Anti-Single-Family Rental Bills Make a Committee Appearance
February 10, 2026
Legislation that would restrict institutional investors’ ability to own single-family houses has been “attached” to a House Financial Services Committee hearing today, Tuesday, February 10.
Why it matters: This action indicates the legislation could advance through committee process and potentially to the House floor, though a markup or floor action is not yet planned.
- As we covered previously, the White House issued an executive order on January 20 covering institutional ownership of single-family homes targeting single-family rentals. The order mainly focuses on government agencies and curtailing federal involvement with such arrangements. Click here for CREFC’s analysis of the order.

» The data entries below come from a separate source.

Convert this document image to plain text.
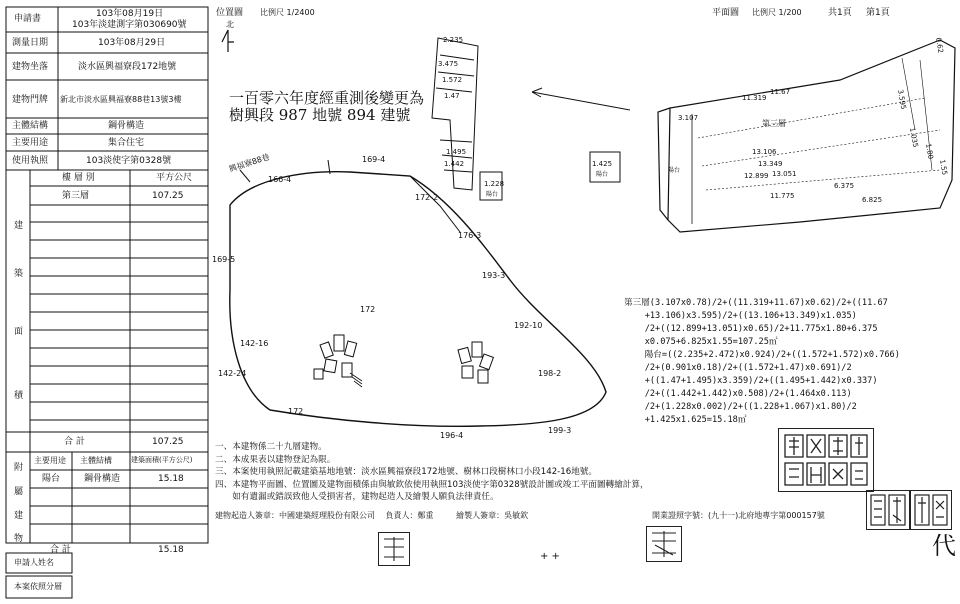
申請書	103年08月19日
103年淡建測字第030690號
測量日期	103年08月29日
建物坐落	淡水區興福寮段172地號
建物門牌 新北市淡水區興福寮88巷13號3樓
主體結構	鋼骨構造
主要用途	集合住宅
使用執照	103淡使字第0328號
樓 層 別	平方公尺
建
築
面
積
第三層	107.25
合 計	107.25
主要用途 主體結構	建築面積(平方公尺)
附
屬
建
物
陽台	鋼骨構造	15.18
合 計	15.18
申請人姓名
本案依照分層
位置圖 比例尺 1/2400
北
興福寮88巷	169-4
166-4
172-2
176-3
169-5
193-3
172
192-10
142-16
142-24	198-2
172
196-4
199-3
2.235
3.475
1.572
1.47
1.495
1.442
1.228
1.425
陽台
陽台
一百零六年度經重測後變更為
樹興段 987 地號 894 建號
平面圖 比例尺 1/200	共1頁 第1頁
第三層
陽台
3.107
11.319
11.67
13.106
13.349
12.899 13.051
11.775
6.375
6.825
3.595
1.035
1.80
1.55
0.62
第三層(3.107x0.78)/2+((11.319+11.67)x0.62)/2+((11.67
+13.106)x3.595)/2+((13.106+13.349)x1.035)
/2+((12.899+13.051)x0.65)/2+11.775x1.80+6.375
x0.075+6.825x1.55=107.25㎡
陽台=((2.235+2.472)x0.924)/2+((1.572+1.572)x0.766)
/2+(0.901x0.18)/2+((1.572+1.47)x0.691)/2
+((1.47+1.495)x3.359)/2+((1.495+1.442)x0.337)
/2+((1.442+1.442)x0.508)/2+(1.464x0.113)
/2+(1.228x0.002)/2+((1.228+1.067)x1.80)/2
+1.425x1.625=15.18㎡
一、本建物係二十九層建物。
二、本成果表以建物登記為限。
三、本案使用執照記載建築基地地號：淡水區興福寮段172地號、樹林口段樹林口小段142-16地號。
四、本建物平面圖、位置圖及建物面積係由與敏欽依使用執照103淡使字第0328號設計圖或竣工平面圖轉繪計算，
　　如有遺漏或錯誤致他人受損害者，建物起造人及繪製人願負法律責任。
建物起造人簽章：中國建築經理股份有限公司 負責人：鄭重	繪製人簽章：吳敏欽	開業證照字號：(九十一)北府地專字第000157號
+ +	代
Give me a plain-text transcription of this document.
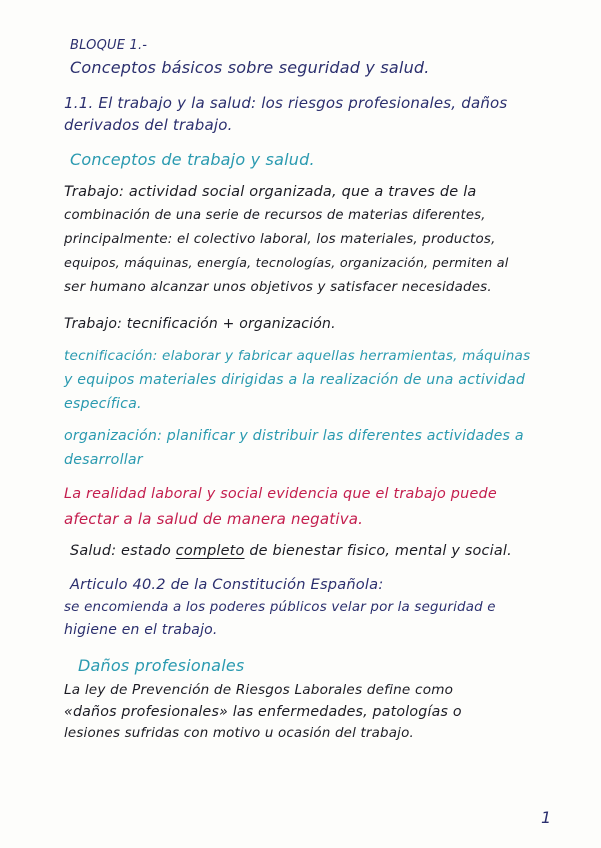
BLOQUE 1.-
Conceptos básicos sobre seguridad y salud.
1.1. El trabajo y la salud: los riesgos profesionales, daños
derivados del trabajo.
Conceptos de trabajo y salud.
Trabajo: actividad social organizada, que a traves de la
combinación de una serie de recursos de materias diferentes,
principalmente: el colectivo laboral, los materiales, productos,
equipos, máquinas, energía, tecnologías, organización, permiten al
ser humano alcanzar unos objetivos y satisfacer necesidades.
Trabajo: tecnificación + organización.
tecnificación: elaborar y fabricar aquellas herramientas, máquinas
y equipos materiales dirigidas a la realización de una actividad
específica.
organización: planificar y distribuir las diferentes actividades a
desarrollar
La realidad laboral y social evidencia que el trabajo puede
afectar a la salud de manera negativa.
Salud: estado completo de bienestar fisico, mental y social.
Articulo 40.2 de la Constitución Española:
se encomienda a los poderes públicos velar por la seguridad e
higiene en el trabajo.
Daños profesionales
La ley de Prevención de Riesgos Laborales define como
«daños profesionales» las enfermedades, patologías o
lesiones sufridas con motivo u ocasión del trabajo.
1
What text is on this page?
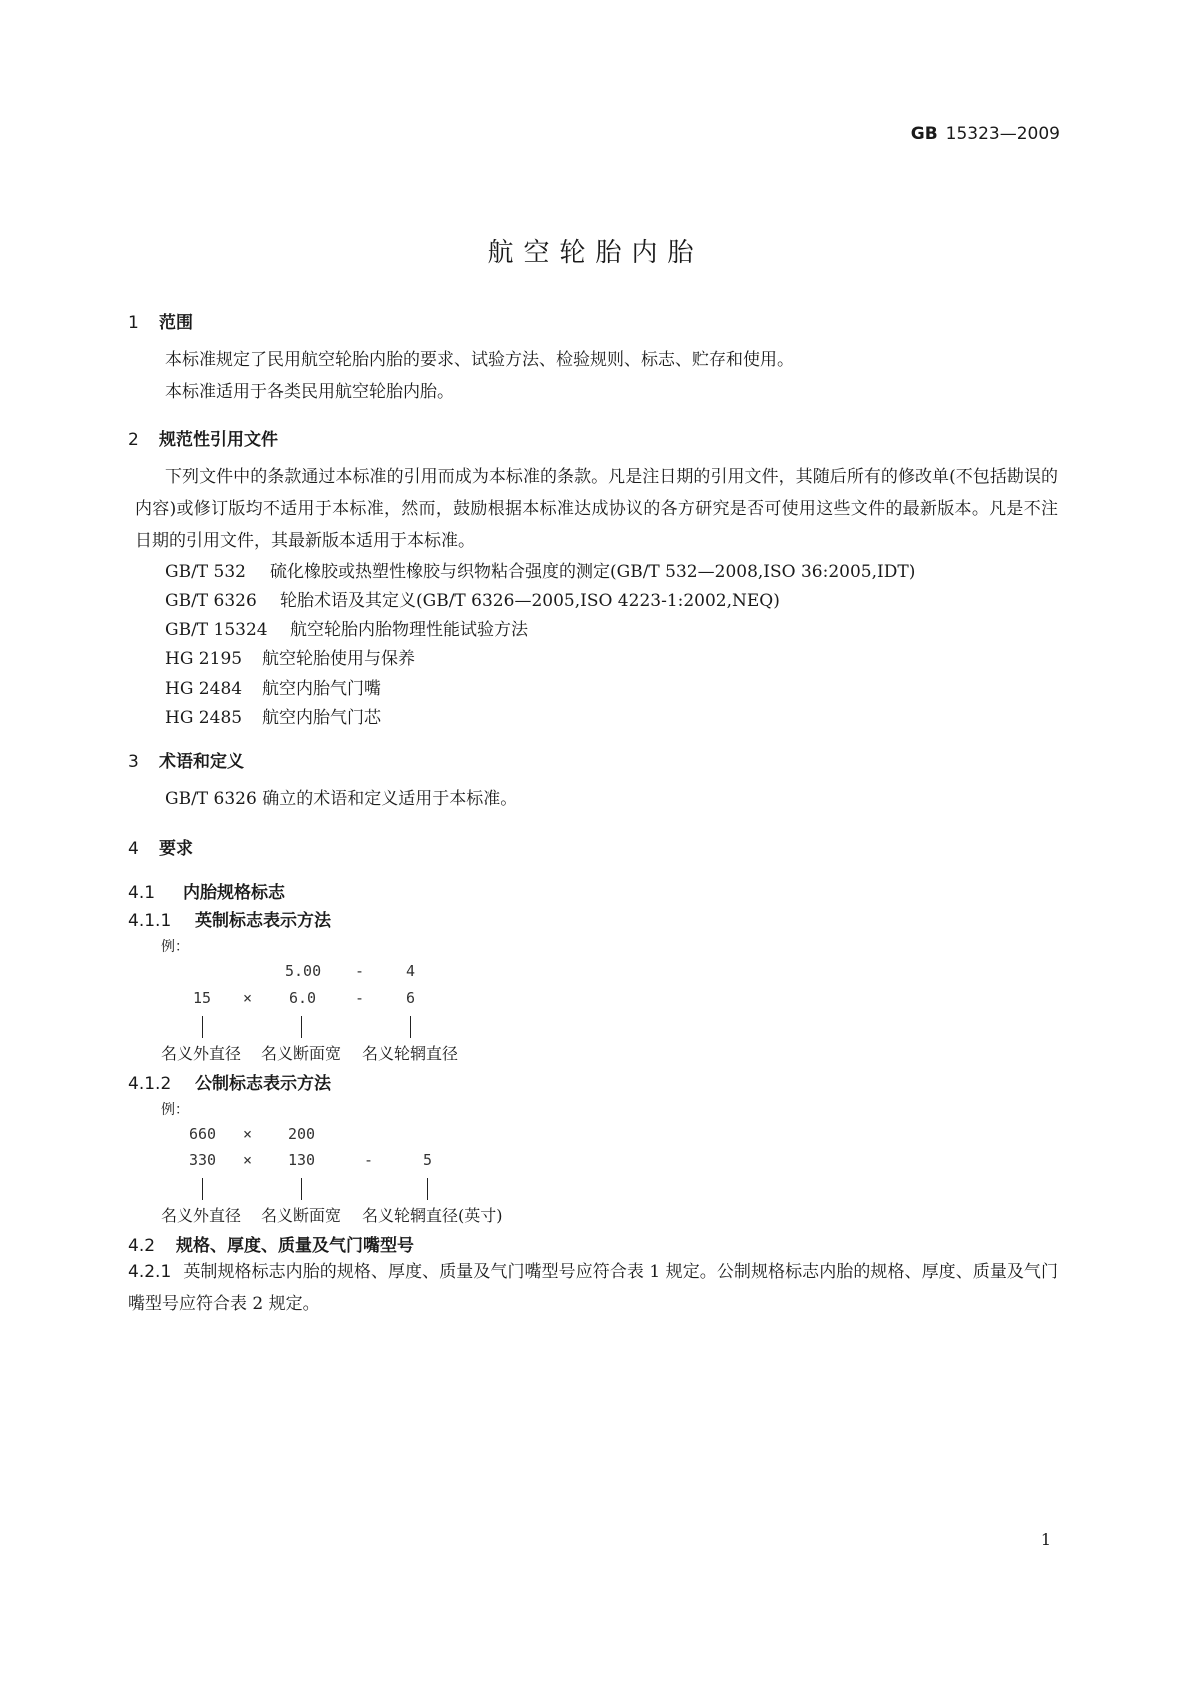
GB 15323—2009
航空轮胎内胎
1 范围
本标准规定了民用航空轮胎内胎的要求、试验方法、检验规则、标志、贮存和使用。
本标准适用于各类民用航空轮胎内胎。
2 规范性引用文件
下列文件中的条款通过本标准的引用而成为本标准的条款。凡是注日期的引用文件，其随后所有的修改单(不包括勘误的内容)或修订版均不适用于本标准，然而，鼓励根据本标准达成协议的各方研究是否可使用这些文件的最新版本。凡是不注日期的引用文件，其最新版本适用于本标准。
GB/T 532 硫化橡胶或热塑性橡胶与织物粘合强度的测定(GB/T 532—2008,ISO 36:2005,IDT)
GB/T 6326 轮胎术语及其定义(GB/T 6326—2005,ISO 4223-1:2002,NEQ)
GB/T 15324 航空轮胎内胎物理性能试验方法
HG 2195 航空轮胎使用与保养
HG 2484 航空内胎气门嘴
HG 2485 航空内胎气门芯
3 术语和定义
GB/T 6326 确立的术语和定义适用于本标准。
4 要求
4.1 内胎规格标志
4.1.1 英制标志表示方法
例：
5.00 -	4
15 × 6.0	-	6
名义外直径 名义断面宽 名义轮辋直径
4.1.2 公制标志表示方法
例：
660 × 200
330 × 130	-	5
名义外直径 名义断面宽 名义轮辋直径(英寸)
4.2 规格、厚度、质量及气门嘴型号
4.2.1 英制规格标志内胎的规格、厚度、质量及气门嘴型号应符合表 1 规定。公制规格标志内胎的规格、厚度、质量及气门嘴型号应符合表 2 规定。
1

- Industry observers originally thought committee action was unlikely given the stances of GOP committee leadership, but this is viewed as an escalation of the issue, even if the legislation ultimately does not advance.

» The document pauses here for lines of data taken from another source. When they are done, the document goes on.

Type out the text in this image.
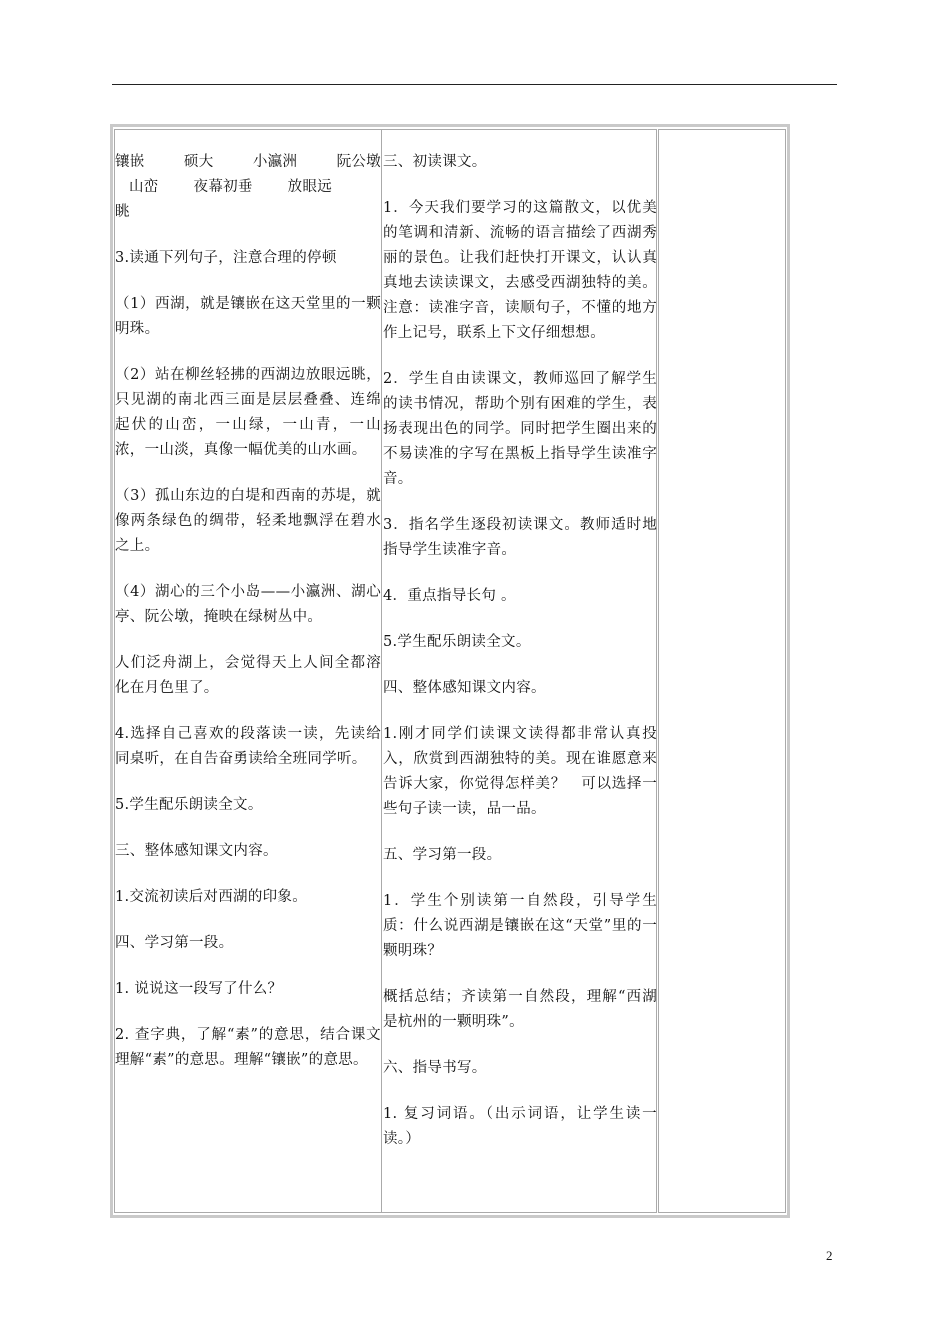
镶嵌	硕大	小瀛洲	阮公墩
山峦 夜幕初垂 放眼远

眺

3.读通下列句子，注意合理的停顿

（1）西湖，就是镶嵌在这天堂里的一颗明珠。

（2）站在柳丝轻拂的西湖边放眼远眺，只见湖的南北西三面是层层叠叠、连绵起伏的山峦，一山绿，一山青，一山浓，一山淡，真像一幅优美的山水画。

（3）孤山东边的白堤和西南的苏堤，就像两条绿色的绸带，轻柔地飘浮在碧水之上。

（4）湖心的三个小岛——小瀛洲、湖心亭、阮公墩，掩映在绿树丛中。

人们泛舟湖上，会觉得天上人间全都溶化在月色里了。

4.选择自己喜欢的段落读一读，先读给同桌听，在自告奋勇读给全班同学听。

5.学生配乐朗读全文。

三、整体感知课文内容。

1.交流初读后对西湖的印象。

四、学习第一段。

1. 说说这一段写了什么？

2. 查字典，了解“素”的意思，结合课文理解“素”的意思。理解“镶嵌”的意思。

三、初读课文。

1．今天我们要学习的这篇散文，以优美的笔调和清新、流畅的语言描绘了西湖秀丽的景色。让我们赶快打开课文，认认真真地去读读课文，去感受西湖独特的美。注意：读准字音，读顺句子，不懂的地方作上记号，联系上下文仔细想想。

2．学生自由读课文，教师巡回了解学生的读书情况，帮助个别有困难的学生，表扬表现出色的同学。同时把学生圈出来的不易读准的字写在黑板上指导学生读准字音。

3．指名学生逐段初读课文。教师适时地指导学生读准字音。

4．重点指导长句 。

5.学生配乐朗读全文。

四、整体感知课文内容。

1.刚才同学们读课文读得都非常认真投入，欣赏到西湖独特的美。现在谁愿意来告诉大家，你觉得怎样美？　可以选择一些句子读一读，品一品。

五、学习第一段。

1．学生个别读第一自然段，引导学生质：什么说西湖是镶嵌在这“天堂”里的一颗明珠？

概括总结；齐读第一自然段，理解“西湖是杭州的一颗明珠”。

六、指导书写。

1. 复习词语。（出示词语，让学生读一读。）

2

- On February 9, the White House issued a Statement of Administrative Policy that praises the Housing for the 21st Century Act, but it notes the bill lacks a ban on institutional investors purchasing single-family homes. If the White House insists on that provision, it could complicate a housing bill’s path to enactment.
Go deeper: The following bills are attached to today’s hearing, though they may not be substantively discussed by the witnesses or the committee members:
- H.R. 6962, the Families First Housing Act of 2026 (Rep. Pat Harrigan R-NC). This bill requires federal agencies selling single-family homes they own to create a 180-day window in which the property is only available for purchase by “qualified first-look” buyers. Those buyers are defined as a natural person intending to occupy the property as their primary residence, nonprofit housing organizations, units of local government, or community land trusts. The legislation would also require each federal agency with disposition authority to establish and maintain a public website identifying eligible properties available for sale.
- H.R. 7186, the American Family Housing Act (Rep. Mary Miller R-IL). This bill directs the SEC to monitor and prohibit investment firms with more than $100 billion in assets from purchasing single-family homes or from acquiring more than a 49 percent ownership in entities that own more than 100 single-family properties.
- H.R. __, a bill to set restrictions on the sale of single-family homes by the federal government (Rep. Marlin Stutzman R-IN). This discussion draft directs various federal agencies that finance single-family mortgage loans or sell real estate-owned properties to implement guidelines that restrict the guaranteeing, securitization, or transfer of single-family homes to large institutional investors. The legislation also includes narrow, tailored exceptions for build-to-rent developments that are planned, permitted, and financed as rental communities, along with other limited exceptions determined by the relevant agency head.